Starting with Episode I, then the other films one per year.

http://news.cnet.com/8301-13506_3-20018001-17.html?part=rss&tag=feed&subj=News-GamingandCulture


----------



## Earl Bonovich (Nov 15, 2005)

Booo...

Another retrofit.

Something not envisioned in 3D...
Filmed for usage in 3D...

IMHO, this type of 3D coversion is going to look as bad as when they colorized B&W programs.


----------



## BattleZone (Nov 13, 2007)

Groan...


----------



## redsoxfan26 (Dec 7, 2007)

I also agree with you guys. I just felt it was news-worthy enough to post.


----------



## RAD (Aug 5, 2002)

Earl Bonovich said:


> Booo...
> 
> Another retrofit.
> 
> ...


Maybe yes, maybe no.
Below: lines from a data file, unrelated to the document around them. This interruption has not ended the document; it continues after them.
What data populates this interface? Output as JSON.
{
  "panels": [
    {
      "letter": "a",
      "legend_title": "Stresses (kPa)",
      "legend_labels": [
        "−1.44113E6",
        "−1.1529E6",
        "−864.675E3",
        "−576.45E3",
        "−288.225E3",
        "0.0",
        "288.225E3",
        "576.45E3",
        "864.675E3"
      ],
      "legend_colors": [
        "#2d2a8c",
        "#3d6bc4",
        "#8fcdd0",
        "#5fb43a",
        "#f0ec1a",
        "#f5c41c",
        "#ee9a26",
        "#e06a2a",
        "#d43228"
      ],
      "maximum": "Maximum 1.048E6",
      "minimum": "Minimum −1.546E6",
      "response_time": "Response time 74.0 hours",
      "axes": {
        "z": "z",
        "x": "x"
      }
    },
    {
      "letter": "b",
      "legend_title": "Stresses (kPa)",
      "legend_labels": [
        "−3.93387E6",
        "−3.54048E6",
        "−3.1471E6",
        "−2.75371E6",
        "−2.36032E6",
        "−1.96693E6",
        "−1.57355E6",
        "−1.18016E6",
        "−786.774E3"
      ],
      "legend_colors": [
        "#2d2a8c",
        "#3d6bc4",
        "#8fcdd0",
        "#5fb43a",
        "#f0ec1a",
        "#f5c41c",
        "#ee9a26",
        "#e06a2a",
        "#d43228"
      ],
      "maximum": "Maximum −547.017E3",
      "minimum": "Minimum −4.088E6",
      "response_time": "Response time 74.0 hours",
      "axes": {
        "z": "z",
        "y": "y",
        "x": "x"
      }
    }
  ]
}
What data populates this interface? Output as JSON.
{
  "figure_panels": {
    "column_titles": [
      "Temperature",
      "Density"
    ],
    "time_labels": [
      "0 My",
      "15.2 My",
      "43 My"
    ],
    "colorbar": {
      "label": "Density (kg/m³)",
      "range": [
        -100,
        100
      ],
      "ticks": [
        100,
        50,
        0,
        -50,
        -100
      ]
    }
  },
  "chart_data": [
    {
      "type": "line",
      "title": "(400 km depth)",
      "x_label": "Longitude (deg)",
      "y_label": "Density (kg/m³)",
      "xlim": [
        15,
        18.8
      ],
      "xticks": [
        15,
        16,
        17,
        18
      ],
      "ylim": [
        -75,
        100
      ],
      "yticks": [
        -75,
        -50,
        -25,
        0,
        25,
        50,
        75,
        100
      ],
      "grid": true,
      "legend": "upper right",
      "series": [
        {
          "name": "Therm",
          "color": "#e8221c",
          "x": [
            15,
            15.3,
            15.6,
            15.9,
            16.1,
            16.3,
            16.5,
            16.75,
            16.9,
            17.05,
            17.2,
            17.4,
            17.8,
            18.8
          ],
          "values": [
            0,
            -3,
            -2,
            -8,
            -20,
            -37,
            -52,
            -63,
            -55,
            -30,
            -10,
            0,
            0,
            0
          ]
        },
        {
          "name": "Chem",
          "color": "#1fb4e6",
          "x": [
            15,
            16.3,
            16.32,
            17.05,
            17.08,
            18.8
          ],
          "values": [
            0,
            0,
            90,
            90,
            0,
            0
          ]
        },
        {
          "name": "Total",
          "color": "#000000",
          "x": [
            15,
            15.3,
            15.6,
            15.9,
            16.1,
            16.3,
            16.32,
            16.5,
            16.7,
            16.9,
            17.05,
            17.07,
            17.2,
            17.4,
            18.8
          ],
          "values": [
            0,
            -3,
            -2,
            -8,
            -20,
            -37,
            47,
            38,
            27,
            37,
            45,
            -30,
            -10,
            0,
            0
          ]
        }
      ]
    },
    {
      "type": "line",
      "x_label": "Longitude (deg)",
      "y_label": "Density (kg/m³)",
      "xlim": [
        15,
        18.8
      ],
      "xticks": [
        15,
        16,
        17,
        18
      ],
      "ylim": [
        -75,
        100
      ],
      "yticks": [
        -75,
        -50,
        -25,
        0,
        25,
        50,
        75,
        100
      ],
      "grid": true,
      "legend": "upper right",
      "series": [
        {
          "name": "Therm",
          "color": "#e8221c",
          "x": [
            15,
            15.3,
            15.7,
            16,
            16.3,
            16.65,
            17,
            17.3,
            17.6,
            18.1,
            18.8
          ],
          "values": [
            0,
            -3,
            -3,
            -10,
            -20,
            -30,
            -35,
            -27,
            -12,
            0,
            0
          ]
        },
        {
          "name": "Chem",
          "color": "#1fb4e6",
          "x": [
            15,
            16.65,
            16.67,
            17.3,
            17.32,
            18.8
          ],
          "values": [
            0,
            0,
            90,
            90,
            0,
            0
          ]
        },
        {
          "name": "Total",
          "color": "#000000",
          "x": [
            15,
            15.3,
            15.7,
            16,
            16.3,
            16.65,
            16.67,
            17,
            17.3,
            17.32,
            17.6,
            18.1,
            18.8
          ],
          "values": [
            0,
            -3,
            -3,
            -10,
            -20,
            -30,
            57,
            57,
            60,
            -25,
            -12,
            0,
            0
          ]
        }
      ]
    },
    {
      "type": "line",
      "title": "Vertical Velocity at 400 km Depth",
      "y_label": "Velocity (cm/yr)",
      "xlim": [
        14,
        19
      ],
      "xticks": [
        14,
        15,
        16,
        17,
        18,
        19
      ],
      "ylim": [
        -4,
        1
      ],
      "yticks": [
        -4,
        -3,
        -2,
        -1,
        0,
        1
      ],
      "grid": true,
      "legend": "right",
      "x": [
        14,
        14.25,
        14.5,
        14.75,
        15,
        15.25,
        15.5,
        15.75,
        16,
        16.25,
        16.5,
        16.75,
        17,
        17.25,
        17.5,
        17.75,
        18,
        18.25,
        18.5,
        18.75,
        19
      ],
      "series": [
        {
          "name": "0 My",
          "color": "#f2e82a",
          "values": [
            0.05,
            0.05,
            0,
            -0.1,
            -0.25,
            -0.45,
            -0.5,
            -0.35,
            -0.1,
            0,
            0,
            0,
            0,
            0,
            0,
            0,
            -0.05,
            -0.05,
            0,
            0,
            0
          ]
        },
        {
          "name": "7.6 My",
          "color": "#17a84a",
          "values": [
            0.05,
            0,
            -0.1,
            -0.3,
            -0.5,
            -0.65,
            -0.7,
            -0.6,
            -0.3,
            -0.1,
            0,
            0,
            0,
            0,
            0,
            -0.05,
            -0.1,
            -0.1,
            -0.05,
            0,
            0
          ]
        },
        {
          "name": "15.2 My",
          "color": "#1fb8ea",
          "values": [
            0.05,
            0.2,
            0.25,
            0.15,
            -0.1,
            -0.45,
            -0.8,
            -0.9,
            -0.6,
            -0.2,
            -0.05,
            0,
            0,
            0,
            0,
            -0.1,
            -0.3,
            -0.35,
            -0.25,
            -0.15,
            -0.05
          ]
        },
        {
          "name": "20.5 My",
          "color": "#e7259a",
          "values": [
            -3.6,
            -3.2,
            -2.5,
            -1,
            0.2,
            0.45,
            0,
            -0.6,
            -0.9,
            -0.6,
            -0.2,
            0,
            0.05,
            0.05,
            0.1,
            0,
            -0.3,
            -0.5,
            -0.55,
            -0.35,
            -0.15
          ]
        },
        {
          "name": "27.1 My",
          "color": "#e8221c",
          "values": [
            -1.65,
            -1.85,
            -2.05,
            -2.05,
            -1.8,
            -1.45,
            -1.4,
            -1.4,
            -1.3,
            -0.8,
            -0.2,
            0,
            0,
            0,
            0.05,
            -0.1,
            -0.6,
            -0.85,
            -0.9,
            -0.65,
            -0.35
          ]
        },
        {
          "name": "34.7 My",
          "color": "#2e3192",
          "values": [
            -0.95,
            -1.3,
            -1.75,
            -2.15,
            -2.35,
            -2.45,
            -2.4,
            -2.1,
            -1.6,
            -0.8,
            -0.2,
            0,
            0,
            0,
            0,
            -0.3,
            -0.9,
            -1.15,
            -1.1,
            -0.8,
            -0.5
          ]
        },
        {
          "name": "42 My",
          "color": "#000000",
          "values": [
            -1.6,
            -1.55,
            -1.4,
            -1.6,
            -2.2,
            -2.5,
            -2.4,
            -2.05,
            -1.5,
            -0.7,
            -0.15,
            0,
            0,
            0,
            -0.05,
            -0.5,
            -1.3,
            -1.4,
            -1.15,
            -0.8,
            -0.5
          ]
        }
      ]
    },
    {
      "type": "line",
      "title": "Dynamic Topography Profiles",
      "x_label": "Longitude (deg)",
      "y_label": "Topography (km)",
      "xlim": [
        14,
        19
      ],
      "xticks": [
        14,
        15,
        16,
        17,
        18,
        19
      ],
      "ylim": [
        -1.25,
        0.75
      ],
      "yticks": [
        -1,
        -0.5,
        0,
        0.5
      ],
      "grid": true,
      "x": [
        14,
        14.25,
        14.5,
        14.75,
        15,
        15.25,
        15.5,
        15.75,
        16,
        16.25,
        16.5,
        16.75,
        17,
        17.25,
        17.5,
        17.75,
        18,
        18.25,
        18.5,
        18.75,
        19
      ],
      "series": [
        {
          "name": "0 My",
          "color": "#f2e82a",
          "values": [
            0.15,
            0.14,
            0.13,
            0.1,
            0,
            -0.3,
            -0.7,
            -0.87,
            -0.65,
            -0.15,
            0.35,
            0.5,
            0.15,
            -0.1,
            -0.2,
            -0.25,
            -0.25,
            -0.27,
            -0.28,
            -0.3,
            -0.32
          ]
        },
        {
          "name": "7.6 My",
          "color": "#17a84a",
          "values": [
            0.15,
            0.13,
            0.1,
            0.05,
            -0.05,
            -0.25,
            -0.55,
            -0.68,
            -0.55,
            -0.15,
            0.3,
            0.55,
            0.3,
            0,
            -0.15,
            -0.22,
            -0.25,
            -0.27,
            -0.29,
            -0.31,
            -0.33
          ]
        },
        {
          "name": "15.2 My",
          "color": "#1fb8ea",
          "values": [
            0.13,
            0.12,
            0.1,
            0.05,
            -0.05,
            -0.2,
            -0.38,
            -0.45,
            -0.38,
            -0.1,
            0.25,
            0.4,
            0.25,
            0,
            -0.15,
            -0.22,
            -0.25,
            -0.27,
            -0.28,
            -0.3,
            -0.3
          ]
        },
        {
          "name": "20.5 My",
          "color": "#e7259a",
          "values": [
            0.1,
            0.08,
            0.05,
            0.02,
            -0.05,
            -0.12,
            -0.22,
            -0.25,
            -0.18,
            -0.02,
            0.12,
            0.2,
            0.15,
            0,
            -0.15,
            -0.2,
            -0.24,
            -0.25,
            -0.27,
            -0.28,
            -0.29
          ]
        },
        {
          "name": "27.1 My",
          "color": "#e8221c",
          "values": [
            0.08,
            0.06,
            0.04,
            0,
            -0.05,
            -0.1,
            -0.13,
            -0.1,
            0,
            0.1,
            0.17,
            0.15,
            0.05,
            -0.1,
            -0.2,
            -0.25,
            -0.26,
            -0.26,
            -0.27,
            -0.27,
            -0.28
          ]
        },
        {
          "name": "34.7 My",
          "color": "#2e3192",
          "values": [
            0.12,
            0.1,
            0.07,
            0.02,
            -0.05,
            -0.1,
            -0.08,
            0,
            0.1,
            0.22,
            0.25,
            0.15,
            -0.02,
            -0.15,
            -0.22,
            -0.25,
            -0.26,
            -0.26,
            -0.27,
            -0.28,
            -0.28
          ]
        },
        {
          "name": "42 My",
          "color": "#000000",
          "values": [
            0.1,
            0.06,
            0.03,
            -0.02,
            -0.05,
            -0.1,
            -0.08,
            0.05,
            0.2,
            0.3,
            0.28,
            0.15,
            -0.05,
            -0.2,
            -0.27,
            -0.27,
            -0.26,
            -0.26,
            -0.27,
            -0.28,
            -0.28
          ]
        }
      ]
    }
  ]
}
From http://www.thedigitalbits.com/#mytwocents



> Well... I suppose the big news today is that George Lucas has revealed that he and his team at Lucasfilm are indeed hard at work on 3D conversions of all six Star Wars film. Each will be released in theaters in series order, starting with Episode I in 2012. *Word is they'll be done right, ILM is taking its time, etc*


If anyone can do it right it would be the folks at ILM.


----------



## Chris Blount (Jun 22, 2001)

I saw a 3D demo of Star Wars EP IV a few years ago and it was quite good. Also with the abundance of computer generated images in EP 1,2 and 3, all they would have to do is re-render everything in 3D (assuming they still have the elements).


----------